Currently, the technology was described as transmitting “hundreds of watts over hundreds of meters through the air”, but exactly how much power and over what distance was not specified. Nonetheless, PowerLight is confident that subsequent generations of this technology will allow for kilowatts of energy to be transmitted over longer distances. 

“PowerLight is developing systems today to transfer kilowatts of safe power over distances of kilometers that will be commercially available in the next few years,” said Claes Olsson, Executive Chairman at PowerLight Technologies.

For Ericsson, this solution could potentially provide greater flexibility when it comes to network deployments, removing difficulties associated with power cable deployment. 

“The ability to safely transfer power across distances without having to be connected to the power grid eliminates one of the big obstacles we have when building new cell sites. The time savings and flexibility gains will make this an attractive solution for our customers,” said Kevin Zvokel, Head of Networks for Ericsson North America.

Safety features were also demonstrated, with PowerLight’s technology shutting off the beam whenever an object threatened to cross into its path.
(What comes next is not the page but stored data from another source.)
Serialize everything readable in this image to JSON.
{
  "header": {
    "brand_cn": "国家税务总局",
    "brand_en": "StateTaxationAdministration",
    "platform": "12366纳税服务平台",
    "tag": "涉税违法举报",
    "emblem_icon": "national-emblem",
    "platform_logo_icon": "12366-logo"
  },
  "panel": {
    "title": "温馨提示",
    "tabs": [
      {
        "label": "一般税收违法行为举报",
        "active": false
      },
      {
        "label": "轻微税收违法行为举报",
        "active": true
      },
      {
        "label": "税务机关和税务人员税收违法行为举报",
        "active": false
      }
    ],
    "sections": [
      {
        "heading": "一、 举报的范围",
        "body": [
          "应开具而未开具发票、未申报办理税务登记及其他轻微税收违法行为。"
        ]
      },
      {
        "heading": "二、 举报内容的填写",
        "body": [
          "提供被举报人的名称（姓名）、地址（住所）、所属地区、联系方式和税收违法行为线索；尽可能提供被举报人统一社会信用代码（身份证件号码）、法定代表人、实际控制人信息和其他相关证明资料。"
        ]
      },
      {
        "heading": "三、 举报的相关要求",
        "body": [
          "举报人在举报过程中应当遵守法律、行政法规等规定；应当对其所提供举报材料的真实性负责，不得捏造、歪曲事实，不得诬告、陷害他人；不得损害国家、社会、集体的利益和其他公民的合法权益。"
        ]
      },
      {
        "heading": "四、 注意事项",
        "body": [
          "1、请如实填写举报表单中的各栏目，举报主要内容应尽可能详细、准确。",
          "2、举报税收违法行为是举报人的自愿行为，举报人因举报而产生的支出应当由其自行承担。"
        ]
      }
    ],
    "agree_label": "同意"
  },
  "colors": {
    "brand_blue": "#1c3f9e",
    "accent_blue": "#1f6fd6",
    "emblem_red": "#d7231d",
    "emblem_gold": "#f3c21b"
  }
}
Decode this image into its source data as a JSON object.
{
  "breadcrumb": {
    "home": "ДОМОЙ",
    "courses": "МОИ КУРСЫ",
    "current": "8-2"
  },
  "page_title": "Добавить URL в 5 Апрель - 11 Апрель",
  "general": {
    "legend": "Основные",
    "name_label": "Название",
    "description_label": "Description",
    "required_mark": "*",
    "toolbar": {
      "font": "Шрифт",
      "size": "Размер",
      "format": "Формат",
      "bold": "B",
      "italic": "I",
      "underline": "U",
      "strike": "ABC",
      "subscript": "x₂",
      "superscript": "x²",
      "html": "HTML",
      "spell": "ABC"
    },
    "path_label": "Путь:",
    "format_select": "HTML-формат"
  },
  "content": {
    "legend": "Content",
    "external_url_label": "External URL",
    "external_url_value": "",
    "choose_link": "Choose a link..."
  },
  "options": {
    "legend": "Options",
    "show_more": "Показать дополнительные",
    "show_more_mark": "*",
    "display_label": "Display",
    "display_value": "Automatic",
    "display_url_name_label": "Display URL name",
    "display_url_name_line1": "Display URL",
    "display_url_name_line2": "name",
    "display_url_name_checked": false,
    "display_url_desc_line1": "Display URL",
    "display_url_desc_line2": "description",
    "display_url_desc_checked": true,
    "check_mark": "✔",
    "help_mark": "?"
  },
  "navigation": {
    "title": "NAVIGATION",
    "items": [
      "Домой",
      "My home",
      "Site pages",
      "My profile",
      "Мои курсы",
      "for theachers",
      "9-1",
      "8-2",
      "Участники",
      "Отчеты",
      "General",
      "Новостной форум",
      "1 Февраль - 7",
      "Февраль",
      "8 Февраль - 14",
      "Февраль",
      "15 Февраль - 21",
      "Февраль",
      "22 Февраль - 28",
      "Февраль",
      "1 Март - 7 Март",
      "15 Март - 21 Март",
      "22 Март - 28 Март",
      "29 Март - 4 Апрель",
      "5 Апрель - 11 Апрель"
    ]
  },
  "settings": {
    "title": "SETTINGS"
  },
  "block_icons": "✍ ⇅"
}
During this time, the 5G base station shifted to stored power from a reserve battery until the obstruction had cleared. 

While we are presumably still a number of years away from seeing this type of technology deployed at scale in a RAN scenario, it does offer some interesting applications for more specific deployments. For example, this could be an ideal solution for temporary networks deployed in emergency scenarios, or during festivals or sporting events. It could also be used to help power other wirelessly connected devices, like drones or IoT sensors.